I haven’t been through this kind of emotion swing since I was a teenager. I’m a bit ashamed at the extreme nature of the emotional responses that just welled forth, whether they wanted to or not, but damn, I got out what I needed to.

The conversation started out as a discussion between my mother and I about irresponsibility, new Shelby Township laws, and the government treating its constituents like children. This had followed a good discussion between myself and my mother about drugs, and the reality of them.

Well, Dad came in and entered the conversation. No big deal, he had some valuable points to add. He and I ended up getting pretty into the discussion, as we always do. Dad and I disagreed on a minor point, which seemed major, only because it was what we disagreed upon. This was evolving (de-evolving?) into an argument. My taking responsibility for my choice of living on the fringe of culture came up. Idealism vs. realism came up. Then, we started talking about making the hard choices. Doing what was right.

I feel I have an excellent track record in this. Heh. It’s a good thing, even if I’m not always sure of it. I brought up the most recent example to my parents. My Dad implied that he thought I didn’t have a right to claim a perfect record in that area. I disputed, saying that in everything that had mattered, I had made the *RIGHT* choice, weather it was hard or easy. Dad disagreed, and I asked for an example.
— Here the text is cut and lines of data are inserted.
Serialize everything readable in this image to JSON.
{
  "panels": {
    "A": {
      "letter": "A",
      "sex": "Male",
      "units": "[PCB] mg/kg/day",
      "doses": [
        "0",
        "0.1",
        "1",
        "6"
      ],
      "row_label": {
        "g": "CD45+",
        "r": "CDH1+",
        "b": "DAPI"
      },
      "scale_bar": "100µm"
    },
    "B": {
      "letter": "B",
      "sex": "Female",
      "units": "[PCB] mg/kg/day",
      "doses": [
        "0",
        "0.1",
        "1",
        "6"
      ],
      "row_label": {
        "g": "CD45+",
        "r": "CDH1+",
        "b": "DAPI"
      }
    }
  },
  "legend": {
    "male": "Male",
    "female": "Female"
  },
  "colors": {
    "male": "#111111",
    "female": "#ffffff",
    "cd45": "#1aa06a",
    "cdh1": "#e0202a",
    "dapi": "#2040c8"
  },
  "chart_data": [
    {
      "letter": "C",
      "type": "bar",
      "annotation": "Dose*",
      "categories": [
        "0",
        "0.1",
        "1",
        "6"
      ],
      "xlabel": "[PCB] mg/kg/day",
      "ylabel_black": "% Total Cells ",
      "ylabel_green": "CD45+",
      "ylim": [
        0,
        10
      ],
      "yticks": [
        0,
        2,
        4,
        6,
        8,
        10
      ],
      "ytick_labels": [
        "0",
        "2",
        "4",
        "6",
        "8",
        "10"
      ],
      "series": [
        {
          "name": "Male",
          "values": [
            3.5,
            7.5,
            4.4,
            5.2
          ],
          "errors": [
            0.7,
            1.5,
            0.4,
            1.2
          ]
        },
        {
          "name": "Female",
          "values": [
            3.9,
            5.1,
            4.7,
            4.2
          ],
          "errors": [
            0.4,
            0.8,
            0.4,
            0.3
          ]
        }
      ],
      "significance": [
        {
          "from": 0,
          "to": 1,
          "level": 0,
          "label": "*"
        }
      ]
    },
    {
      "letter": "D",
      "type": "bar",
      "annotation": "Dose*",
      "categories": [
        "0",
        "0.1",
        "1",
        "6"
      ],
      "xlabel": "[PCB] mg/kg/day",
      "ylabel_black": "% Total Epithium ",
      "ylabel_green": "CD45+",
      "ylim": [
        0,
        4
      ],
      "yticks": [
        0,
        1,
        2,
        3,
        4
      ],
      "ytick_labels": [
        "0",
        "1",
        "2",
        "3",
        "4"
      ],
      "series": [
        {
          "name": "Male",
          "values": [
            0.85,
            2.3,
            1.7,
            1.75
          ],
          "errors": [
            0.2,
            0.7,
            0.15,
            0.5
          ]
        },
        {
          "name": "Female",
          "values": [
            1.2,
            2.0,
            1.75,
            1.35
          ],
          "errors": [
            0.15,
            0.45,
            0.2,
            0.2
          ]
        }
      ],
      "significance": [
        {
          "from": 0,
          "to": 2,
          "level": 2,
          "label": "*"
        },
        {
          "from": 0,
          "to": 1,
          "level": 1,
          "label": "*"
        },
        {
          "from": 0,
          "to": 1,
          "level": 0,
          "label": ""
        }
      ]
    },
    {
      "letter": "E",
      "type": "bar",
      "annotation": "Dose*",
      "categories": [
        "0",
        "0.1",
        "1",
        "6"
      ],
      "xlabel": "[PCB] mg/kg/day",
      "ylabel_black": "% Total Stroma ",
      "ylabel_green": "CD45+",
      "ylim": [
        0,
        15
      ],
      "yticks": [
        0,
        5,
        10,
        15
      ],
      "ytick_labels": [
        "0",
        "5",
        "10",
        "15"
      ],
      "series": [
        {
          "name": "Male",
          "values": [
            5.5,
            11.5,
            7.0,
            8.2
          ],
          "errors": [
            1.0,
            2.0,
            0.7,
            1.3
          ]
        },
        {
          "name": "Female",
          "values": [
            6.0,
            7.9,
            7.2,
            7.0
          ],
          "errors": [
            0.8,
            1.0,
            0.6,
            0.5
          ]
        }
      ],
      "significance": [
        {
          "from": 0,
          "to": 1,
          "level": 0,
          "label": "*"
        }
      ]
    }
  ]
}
Switching majors. He said that he thought I’d taken the easy way out because I’d had a difficult time for the first years in college.

*snap*

I disagreed. Emphatically. Dad said, as he had said about something else earlier in the night, “If you just take some time and think about it again, you’ll see that that’s the case.” I disagreed again. “I seriously doubt that I’d come to that conclusion.”

Failure. Failure. Failure. Failure.

I got up, and let them know I didn’t want to discuss this any longer. I was suddenly fifteen again. I couldn’t go to my room, as it isn’t really mine any more, so I went into the bathroom. Slammed the door. Attempted vainly to hold back the tears. That’s right, ladies and gents, I hid myself away in the bathroom and sobbed, because even though I’m a hair away from being an MSU student again and even though I’ve worked off thousands of dollars of debt and even though I’ve taken gut-punch after gut-punch at work and even though I’ve betrayed my best friend TWICE because it was the right thing to do, I had taken the easy way out.

Which isn’t even the case. It may have been the WRONG decision to change majors to something I was interested in, rather than something that would open doors, but it was the DECISION I MADE. And it was NOT the easy way out. It was NOT.

I composed myself, and came out, took a big swig of water, and sat down, ignoring my father completely. In full Crampton male style, he didn’t let the issue lie. I can’t remember what he said, but I responded with, “You know what? It’s fine. It’s good. Because now I’m no longer laboring under the impression that I have your respect.” He said that I had his respect, and started to talk again, and I exploded at him. I told him that then, some of my college career might have been for him. But from this point forward, I assured him, I was not going back to school for him. I was not working off my debt for him. I was doing it for ME, and he had no DAMN right to judge me or my actions. He said that he hadn’t been trying to judge me, and I exploded again. I told him that I’d been busting my ass at work, busting my ass trying to get back into school… tears had already been flowing again, and I burst out into sobs once more.

Welcome back to being fifteen and having no idea how to control your emotions. Especially when the man you want to most impress can’t seem to stop bringing up your faults.

I got a kleenex, and there was more talking… he apologized a lot.. I think… it’s kind of fuzzy. I know we brought up the fact that I was trying to bring them back into my life with writing them regularly by snail mail… so he showed me his TV in the den, which had every single post card I’d written standing up in front of the buttons.

And then my dad hugged me. I utterly collapsed back into sobbing, barely getting out the words “your respect means so much to me…” which I had to repeat for him to understand. He hugged me.

We talked after that. I brought up all the stress that was going on in my life right now, and we talked college, and he kept telling me that all mom and him wanted was to see me happy doing what I want, and if he didn’t help me toward that, he wouldn’t be doing his job. I told him, maybe he should ask what that was before he started helping.

He and I both apologized a few more times to each other, and then he and I talked about inherited depression and financial plans … good lord, how we take comfort in numbers… and I left. I had a bit of a talk with Mom out in the driveway, and thankfully, Joe was not there for this…

Dad wrote me an email, apologizing for ruining my easter visit. I have no idea how to reply.